The use of the term “charcuterie board” is somewhat controversial in the food board scene, according to Meg Quinn, a food stylist and the content creator behind the popular Instagram page @ainttooproudtomeg. “Being an expert in this space, I definitely am careful about my use of it,” she said. On her Instagram and her blog of the same name, Quinn shares a range of boards organized into categories like cheese boards, charcuterie boards, breakfast boards, dessert boards, kids’ boards, boards for one or two, and more. As long as the spread has meat, she’s not opposed to using “cheese board” and “charcuterie board” interchangeably. “I’m more lax than the traditional definition, because whenever you use ‘charcuterie’ that really is just pertaining to meat, so I would say any of my boards that have meat and cheese should technically be called ‘cheese and charcuterie boards.”

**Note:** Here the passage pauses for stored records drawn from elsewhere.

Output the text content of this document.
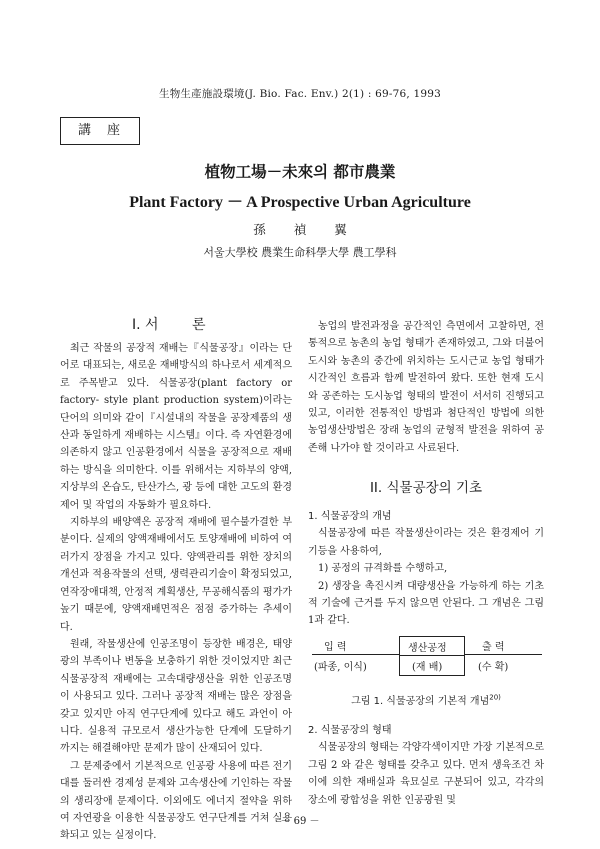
生物生產施設環境(J. Bio. Fac. Env.) 2(1) : 69-76, 1993
講座
植物工場－未來의 都市農業
Plant Factory － A Prospective Urban Agriculture
孫 禎 翼
서울大學校 農業生命科學大學 農工學科
I. 서 론

최근 작물의 공장적 재배는『식물공장』이라는 단어로 대표되는, 새로운 재배방식의 하나로서 세계적으로 주목받고 있다. 식물공장(plant factory or factory- style plant production system)이라는 단어의 의미와 같이『시설내의 작물을 공장제품의 생산과 동일하게 재배하는 시스템』이다. 즉 자연환경에 의존하지 않고 인공환경에서 식물을 공장적으로 재배하는 방식을 의미한다. 이를 위해서는 지하부의 양액, 지상부의 온습도, 탄산가스, 광 등에 대한 고도의 환경제어 및 작업의 자동화가 필요하다.

지하부의 배양액은 공장적 재배에 필수불가결한 부분이다. 실제의 양액재배에서도 토양재배에 비하여 여러가지 장점을 가지고 있다. 양액관리를 위한 장치의 개선과 적용작물의 선택, 생력관리기술이 확정되었고, 연작장애대책, 안정적 계획생산, 무공해식품의 평가가 높기 때문에, 양액재배면적은 점점 증가하는 추세이다.

원래, 작물생산에 인공조명이 등장한 배경은, 태양광의 부족이나 변동을 보충하기 위한 것이었지만 최근 식물공장적 재배에는 고속대량생산을 위한 인공조명이 사용되고 있다. 그러나 공장적 재배는 많은 장점을 갖고 있지만 아직 연구단계에 있다고 해도 과언이 아니다. 실용적 규모로서 생산가능한 단계에 도달하기 까지는 해결해야만 문제가 많이 산재되어 있다.

그 문제중에서 기본적으로 인공광 사용에 따른 전기대를 둘러싼 경제성 문제와 고속생산에 기인하는 작물의 생리장애 문제이다. 이외에도 에너지 절약을 위하여 자연광을 이용한 식물공장도 연구단계를 거쳐 실용화되고 있는 실정이다.

농업의 발전과정을 공간적인 측면에서 고찰하면, 전통적으로 농촌의 농업 형태가 존재하였고, 그와 더불어 도시와 농촌의 중간에 위치하는 도시근교 농업 형태가 시간적인 흐름과 함께 발전하여 왔다. 또한 현재 도시와 공존하는 도시농업 형태의 발전이 서서히 진행되고 있고, 이러한 전통적인 방법과 첨단적인 방법에 의한 농업생산방법은 장래 농업의 균형적 발전을 위하여 공존해 나가야 할 것이라고 사료된다.

II. 식물공장의 기초

1. 식물공장의 개념

식물공장에 따른 작물생산이라는 것은 환경제어 기기등을 사용하여,

1) 공정의 규격화를 수행하고,

2) 생장을 촉진시켜 대량생산을 가능하게 하는 기초적 기술에 근거를 두지 않으면 안된다. 그 개념은 그림1과 같다.

입 력
(파종, 이식)
생산공정
(재 배)
출 력
(수 확)
그림 1. 식물공장의 기본적 개념$^{20)}$

2. 식물공장의 형태

식물공장의 형태는 각양각색이지만 가장 기본적으로 그림 2 와 같은 형태를 갖추고 있다. 먼저 생육조건 차이에 의한 재배실과 육묘실로 구분되어 있고, 각각의 장소에 광합성을 위한 인공광원 및

－ 69 －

Though Quinn steers away—at least, in a public-facing sense—from the trend of using “charcuterie board” to mean simply a varied spread of food, she understands why people do it. First of all, people love saying “charcuterie,” she said. With the huge viral success of the “shark coochie board” meme, that checks out. The phrase lends itself to wordplay like “charcuter-wreath” and “charcuter-tree,” the latter of which has become one of Quinn’s most popular posts. (Recently, there’s also been “jarcuterie” and the “charcuterie chalet.”) And, at the end of the day, the average budding board enthusiast probably just wants to eat something good and ‘gram it—no matter what the board is called. “They’re just seeing the trend and they see that other people are calling it that so they call it that.”

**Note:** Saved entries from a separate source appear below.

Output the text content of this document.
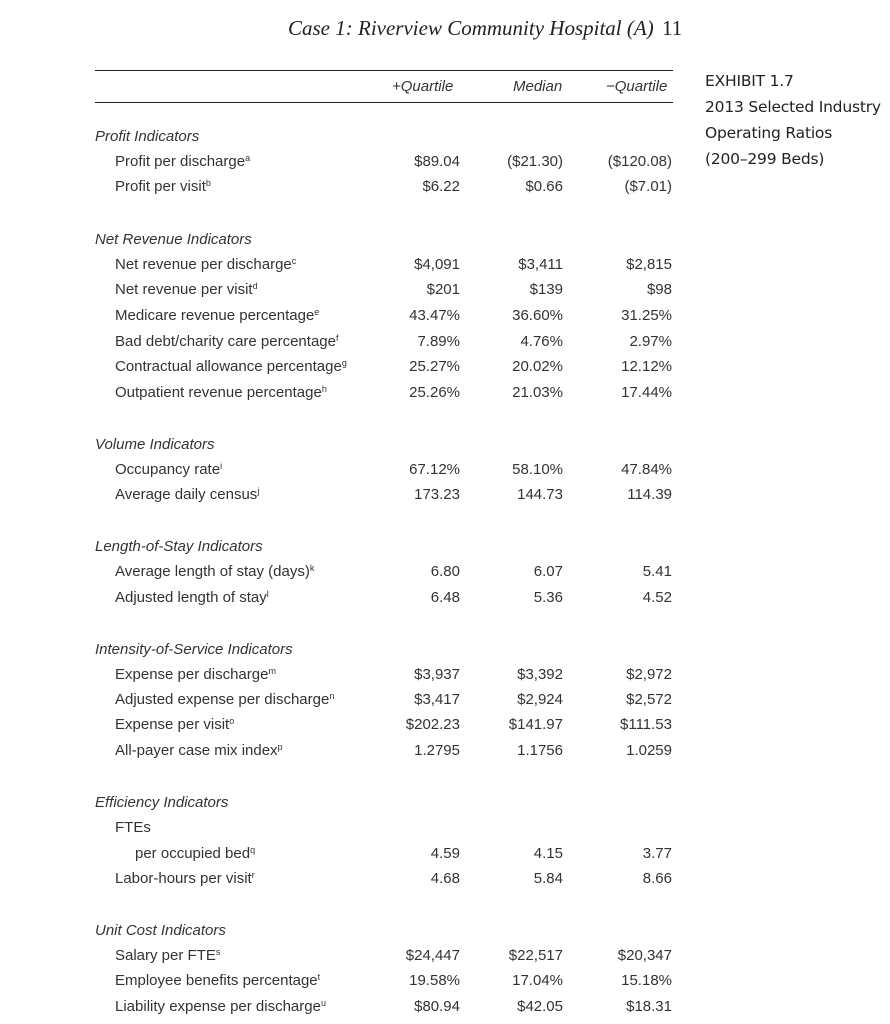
Case 1: Riverview Community Hospital (A) 11
+Quartile	Median	−Quartile EXHIBIT 1.7
2013 Selected Industry
Operating Ratios
(200–299 Beds)
Profit Indicators
Profit per discharge$^a$	$89.04	($21.30)	($120.08)
Profit per visit$^b$	$6.22	$0.66	($7.01)
Net Revenue Indicators
Net revenue per discharge$^c$	$4,091	$3,411	$2,815
Net revenue per visit$^d$	$201	$139	$98
Medicare revenue percentage$^e$	43.47%	36.60%	31.25%
Bad debt/charity care percentage$^f$	7.89%	4.76%	2.97%
Contractual allowance percentage$^g$	25.27%	20.02%	12.12%
Outpatient revenue percentage$^h$	25.26%	21.03%	17.44%
Volume Indicators
Occupancy rate$^i$	67.12%	58.10%	47.84%
Average daily census$^j$	173.23	144.73	114.39
Length-of-Stay Indicators
Average length of stay (days)$^k$	6.80	6.07	5.41
Adjusted length of stay$^l$	6.48	5.36	4.52
Intensity-of-Service Indicators
Expense per discharge$^m$	$3,937	$3,392	$2,972
Adjusted expense per discharge$^n$	$3,417	$2,924	$2,572
Expense per visit$^o$	$202.23	$141.97	$111.53
All-payer case mix index$^p$	1.2795	1.1756	1.0259
Efficiency Indicators
FTEs
per occupied bed$^q$	4.59	4.15	3.77
Labor-hours per visit$^r$	4.68	5.84	8.66
Unit Cost Indicators
Salary per FTE$^s$	$24,447	$22,517	$20,347
Employee benefits percentage$^t$	19.58%	17.04%	15.18%
Liability expense per discharge$^u$	$80.94	$42.05	$18.31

It could also be a way of working the system since “charcuterie board” is a more popular search term than “cheese board.” With interest in the term steadily growing over the past two years, content creators might use the phrase more liberally—even if it’s not the most accurate—in order to take advantage of this search potential. “My SEO person […] is always like, oh, people are searching for ‘charcuterie candy board,’ and I am like, oh, but I can’t call it that,” Quinn said. “But on the back end, I do, because I want to show up in those searches.”
Shelly Westerhausen, the blogger behind Vegetarian Ventures and author of the 2018 cookbook Platters and Boards: Beautiful, Casual Spreads for Every Occasion, avoids the phrase “charcuterie board” in reference to her work. That’s in part because her arrangements “really go beyond” traditional charcuterie board ingredients, she said, and because, as a vegetarian whose boards rarely use meat (she works with a co-writer on boards that include it), she doesn’t feel ownership over the term.
She has, however, also had to use the phrase “charcuterie board” pragmatically in the past. When she was working on her book in 2016, the board boom hadn’t quite hit. “This meant that a lot of people would give a confused look when I described my book as ‘platters’ and ‘boards’, so I’d oftentimes have to then refer to them as similar to ‘cheese boards’ or ‘charcuterie boards’ for the concept to ring familiar,” she said.
Big spreads, boards, and grazing tables have certainly picked up since then. Though the pandemic might have initially threatened large-scale, shareable finger food, cheese board purveyors have adapted through smaller, individualized formats. What started out as “charcuterie boards” or “cheese boards” has spun out into a trend that’s far beyond the typical ingredients of cheese, nuts, and cured meats, Westerhausen said. “So, it feels very natural to drop the constraints of the word ‘charcuterie’ and refer to this growing category as something more general like ‘boards’, ‘platters’, etc.”